Cihangir Kaktüs’ün en önemli özelliklerinden biri de kedileridir; temizliğinin, pazar kahvaltılarının yanı sıra. Kedilere gelmeden önce özellikle belirtmek gerekir, “merkez”deki yâni İstiklal Caddesi’ndeki ilk Kaktüs’ün barmeni, bu adın ve de işletmenin yâni Kaktüs’ün vazgeçilmezi olan yılların barmeni Vâhit, öteki kapandıktan sonra Cihangir’dedir artık. 2010’da yayınlanan İstanbul’da Âşıklar İçin Buluşma Yerleri adlı kitabımda, “İstiklâl Caddesi’nin en ünlü ve en eski kafe-barlarından biridir. Yazarların, sanatçıların, gazetecilerin çok sık gittiği bir yerdir. Âdeta doğal bir buluşma yeridir” diye betimlediğim İmam Adnan’daki Kaktüs de vardı tabiî ki; ve şunları da yazmışım:

“Kaktüs her şeyden önce barmeniyle ünlüdür; Vâhit güleryüzü ve kibarlığıyla hemen hemen her müşterisi tarafından sevilir. Gerçek bir barmen de budur zaten.”

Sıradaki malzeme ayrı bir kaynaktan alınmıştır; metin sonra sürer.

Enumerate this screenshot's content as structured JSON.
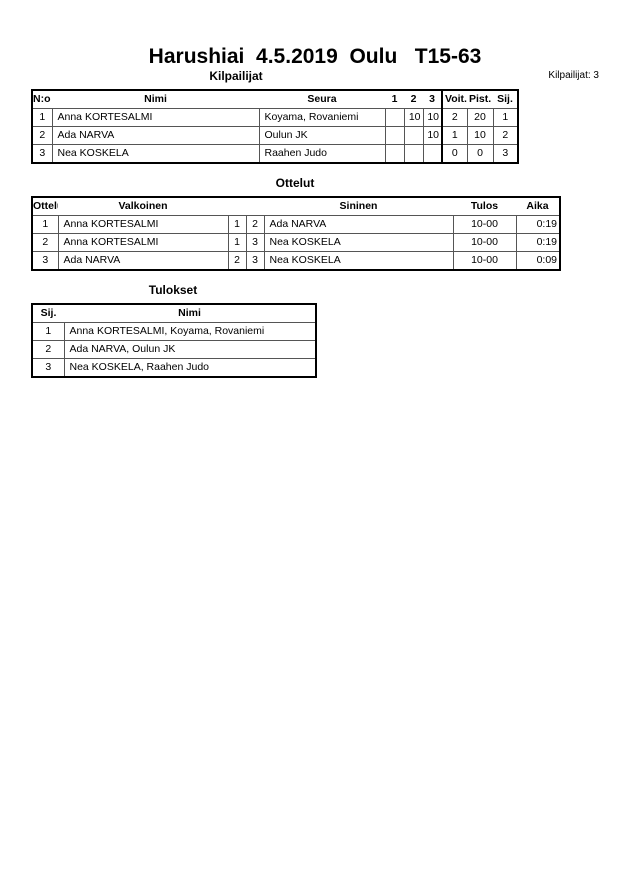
{
  "title": "Harushiai  4.5.2019  Oulu   T15-63",
  "competitors": {
    "heading": "Kilpailijat",
    "count_label": "Kilpailijat: 3",
    "columns": [
      "N:o",
      "Nimi",
      "Seura",
      "1",
      "2",
      "3",
      "Voit.",
      "Pist.",
      "Sij."
    ],
    "rows": [
      [
        "1",
        "Anna KORTESALMI",
        "Koyama, Rovaniemi",
        "",
        "10",
        "10",
        "2",
        "20",
        "1"
      ],
      [
        "2",
        "Ada NARVA",
        "Oulun JK",
        "",
        "",
        "10",
        "1",
        "10",
        "2"
      ],
      [
        "3",
        "Nea KOSKELA",
        "Raahen Judo",
        "",
        "",
        "",
        "0",
        "0",
        "3"
      ]
    ]
  },
  "matches": {
    "heading": "Ottelut",
    "columns": [
      "Ottelu",
      "Valkoinen",
      "",
      "",
      "Sininen",
      "Tulos",
      "Aika"
    ],
    "rows": [
      [
        "1",
        "Anna KORTESALMI",
        "1",
        "2",
        "Ada NARVA",
        "10-00",
        "0:19"
      ],
      [
        "2",
        "Anna KORTESALMI",
        "1",
        "3",
        "Nea KOSKELA",
        "10-00",
        "0:19"
      ],
      [
        "3",
        "Ada NARVA",
        "2",
        "3",
        "Nea KOSKELA",
        "10-00",
        "0:09"
      ]
    ]
  },
  "results": {
    "heading": "Tulokset",
    "columns": [
      "Sij.",
      "Nimi"
    ],
    "rows": [
      [
        "1",
        "Anna KORTESALMI, Koyama, Rovaniemi"
      ],
      [
        "2",
        "Ada NARVA, Oulun JK"
      ],
      [
        "3",
        "Nea KOSKELA, Raahen Judo"
      ]
    ]
  }
}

Şimdi o sayfaları çevirirken, “geçmiş”teki, yıllar öncesinde yaşanan bazı ânlar, anılar tek tek gözlerimin önünden geçiyor; ki biri de yazının sonudur:

“SR ile buluşuyorum Kaktüs’te. Aslında bu belki de bir ‘şeyler olur’un buluşması; ama olmuyor, olmadı. Oysa aklının aydınlığı, kafasının içi, düşünme biçimi, zihinsel süreçleri hayranlık uyandıracak düzeyde. Üstelik bir zamanlar, öğrencilik yıllarında, genç kızken bir Anadolu şehrinin unutulmuşluğunda benim ilk şiir kitabımı almış. Dahası, öylesine dolaşırken, sanki kitap kendini aldırmış, eli rafa gitmiş ve: Aşk Bir Kadının Bedeniyle Başlar. Bu gizemli durumu öğrendiğim gece sabaha kadar gözüme uyku girmiyor.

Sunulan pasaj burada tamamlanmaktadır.